Most species pass the winter in a dormant ("sleep like") state underwater, either burrowing into mud, or just sitting on the bottom in ponds and swamps. Toads burrow deep into woodland soil. Recent studies revealed that a few kinds of frogs can stand being in below freezing conditions for short periods (like the Wood Frog and Spring Peeper), while others died under the same conditions (such as the Leopard and Mink Frog).
As temperatures rise in early spring, frogs begin to move to their breeding sites. The actual timing depends on the warmth of the air and water, and the humidity, but there is noticeable order in which the various Michigan species become active and begin voicing their breeding calls. For example, in southern Michigan the raspy voice of the Western Chorus Frog is usually heard first, often in late March, followed quickly by the highpitched peeps of the Spring Peeper. In a few days the woodland swamps are filled with the quack like calls of the male Wood Frogs, while in another week in open marshes the low snores of the Leopard Frog are barely heard over the squeaky songs of newly arrived Red Winged Blackbirds.
The first warm rains of April bring American Toads out of the woods to the breeding ponds, where the air is soon filled with their melodious trills. Several of our frogs postpone their breeding activities until later in spring, when air and water temperatures are higher. Included in this late group are the Gray Tree Frog, Blanchard's Cricket Frog, and Green and Bull Frogs.

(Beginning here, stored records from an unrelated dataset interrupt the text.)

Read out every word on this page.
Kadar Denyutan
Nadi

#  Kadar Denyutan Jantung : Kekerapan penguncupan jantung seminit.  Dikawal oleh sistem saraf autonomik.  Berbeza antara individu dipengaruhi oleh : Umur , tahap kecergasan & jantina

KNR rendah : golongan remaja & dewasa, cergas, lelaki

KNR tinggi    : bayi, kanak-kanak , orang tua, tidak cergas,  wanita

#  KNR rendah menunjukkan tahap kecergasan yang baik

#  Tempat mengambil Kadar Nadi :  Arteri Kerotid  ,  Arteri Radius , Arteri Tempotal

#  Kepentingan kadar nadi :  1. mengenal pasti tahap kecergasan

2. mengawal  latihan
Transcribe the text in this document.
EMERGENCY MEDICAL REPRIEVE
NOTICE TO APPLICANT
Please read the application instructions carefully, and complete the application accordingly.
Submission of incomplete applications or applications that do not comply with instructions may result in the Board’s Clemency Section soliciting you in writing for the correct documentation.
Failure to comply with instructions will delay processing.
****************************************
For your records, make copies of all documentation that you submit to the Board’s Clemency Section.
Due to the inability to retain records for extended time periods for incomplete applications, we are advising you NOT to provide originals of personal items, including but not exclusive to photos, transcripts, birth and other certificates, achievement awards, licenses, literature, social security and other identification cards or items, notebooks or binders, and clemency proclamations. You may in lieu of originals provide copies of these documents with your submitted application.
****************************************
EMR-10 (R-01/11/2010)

Frogs are far more often heard than seen. Most frog sounds are the advertisement calls of the males, intended to attract the females for breeding. Frog voices may carry for long distances, especially the higher pitched calls of the smaller species. The males increase the loudness of their calls by ballooning out their throats or special sacs at the sides of their throats, creating a kind of resonating chamber. Only males produce advertisement calls, but both sexes may give shorter warning calls or screams when danger threatens. Males can also produce distinct calls that warn away rival males that approach their calling or breeding sites.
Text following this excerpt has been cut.